Richmonders have always had a special interest in the Langhorne family — the father moved from Danville to Richmond with his three sons and five daughters, while he made a fortune in the railroad business.

The Langhornes lived for a time in Richmond before moving to Mirador their beloved home at the foot of the Blue Ridge mountains. Nancy the third sister (fifth child) became, of course, the most prominent Langhorne after she married Waldorf Astor, one of the richest men in the world, and later become Britain’s first female member of parliament. After a lifetime in some of the finest houses in England, she was to write of the Virginia of her youth, “Nothing is quite as lovely as that.”

Now, the grandson of one of the sisters has written a book about them. If you have read James Fox’s “White Mischief,” you will know that you are in for an entertaining time when you read “Five Sisters,” (Simon & Schuster, $30). It is the story of the five extraordinary Langhorne women at the highest levels of Anglo-American society in a tumultuous century.

Fox, the grandson of Phyliss Langhorne and Bob Breed, (who was once called the “wisest man in the British Empire”) was given first access to thousands of letters between the Langhorne sisters, letters which Fox’s grandfather had collected and saved after his wife died. So many letters could only come from an age where there were two or three posts a day, and letters were still the preferred means of communication, and, too, there was a convention of returning collections of letters to the senders in times of grief. Fox also used material from other archives as well as private collections, documents and many interviews and memoirs.

Other books have been written about these beautiful, spirited and charming women. But because of the recent disclosure of the letters, “Five Sisters” gives special insight into their personal lives and personalities — warts and all.

— Carrington Pasco

Should “Five Sisters” encourage you to think only the successful and famous are interesting, “The Missing World” by Margot Livesey (Knopf, $23) will immediately disabuse you of that idea. Livesey has taken a group of eccentric losers in London and made each of her characters — occasionally even the villain — complex and endearing.

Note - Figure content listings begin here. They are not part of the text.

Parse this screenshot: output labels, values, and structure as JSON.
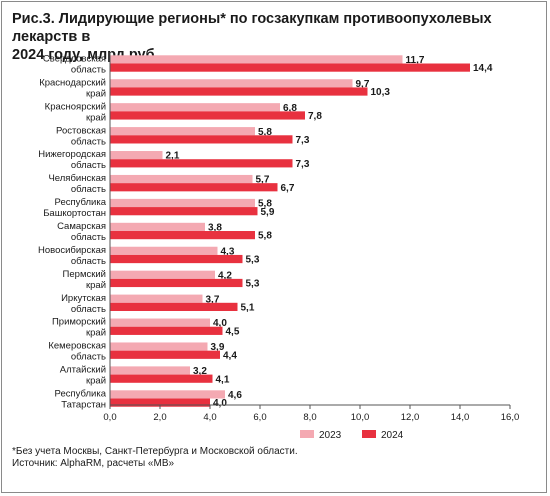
{
  "chart_data": {
    "type": "bar",
    "orientation": "horizontal",
    "title": "Рис.3. Лидирующие регионы* по госзакупкам противоопухолевых лекарств в\n2024 году, млрд руб.",
    "categories": [
      [
        "Свердловская",
        "область"
      ],
      [
        "Краснодарский",
        "край"
      ],
      [
        "Красноярский",
        "край"
      ],
      [
        "Ростовская",
        "область"
      ],
      [
        "Нижегородская",
        "область"
      ],
      [
        "Челябинская",
        "область"
      ],
      [
        "Республика",
        "Башкортостан"
      ],
      [
        "Самарская",
        "область"
      ],
      [
        "Новосибирская",
        "область"
      ],
      [
        "Пермский",
        "край"
      ],
      [
        "Иркутская",
        "область"
      ],
      [
        "Приморский",
        "край"
      ],
      [
        "Кемеровская",
        "область"
      ],
      [
        "Алтайский",
        "край"
      ],
      [
        "Республика",
        "Татарстан"
      ]
    ],
    "series": [
      {
        "name": "2023",
        "color": "#f4a9b2",
        "values": [
          11.7,
          9.7,
          6.8,
          5.8,
          2.1,
          5.7,
          5.8,
          3.8,
          4.3,
          4.2,
          3.7,
          4.0,
          3.9,
          3.2,
          4.6
        ],
        "labels": [
          "11,7",
          "9,7",
          "6,8",
          "5,8",
          "2,1",
          "5,7",
          "5,8",
          "3,8",
          "4,3",
          "4,2",
          "3,7",
          "4,0",
          "3,9",
          "3,2",
          "4,6"
        ]
      },
      {
        "name": "2024",
        "color": "#e8313f",
        "values": [
          14.4,
          10.3,
          7.8,
          7.3,
          7.3,
          6.7,
          5.9,
          5.8,
          5.3,
          5.3,
          5.1,
          4.5,
          4.4,
          4.1,
          4.0
        ],
        "labels": [
          "14,4",
          "10,3",
          "7,8",
          "7,3",
          "7,3",
          "6,7",
          "5,9",
          "5,8",
          "5,3",
          "5,3",
          "5,1",
          "4,5",
          "4,4",
          "4,1",
          "4,0"
        ]
      }
    ],
    "xlim": [
      0,
      16
    ],
    "xticks": [
      0,
      2,
      4,
      6,
      8,
      10,
      12,
      14,
      16
    ],
    "xtick_labels": [
      "0,0",
      "2,0",
      "4,0",
      "6,0",
      "8,0",
      "10,0",
      "12,0",
      "14,0",
      "16,0"
    ],
    "grid": false,
    "legend_position": "bottom-right"
  },
  "footnote": "*Без учета Москвы, Санкт-Петербурга и Московской области.",
  "source": "Источник: AlphaRM, расчеты «МВ»"
}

Hazel, for very good reason, has moved out of the flat she shared with Jonathan. But unfortunately for her, she is hit by a car and becomes the victim of amnesia and recurrent seizures. She remembers Jonathan, however, and to his surprise, has forgotten that she doesn’t like him. He, in turn, keeps her a virtual prisoner in his home. To her rescue come Freddie, a black roofer, who has dropped out of Stanford; Charlotte, an actress, who has fallen apart because of a failed love affair; and Mrs. Craig, a yoga teacher who lives next door. These off-beat characters should hold your interest and occasionally make you laugh.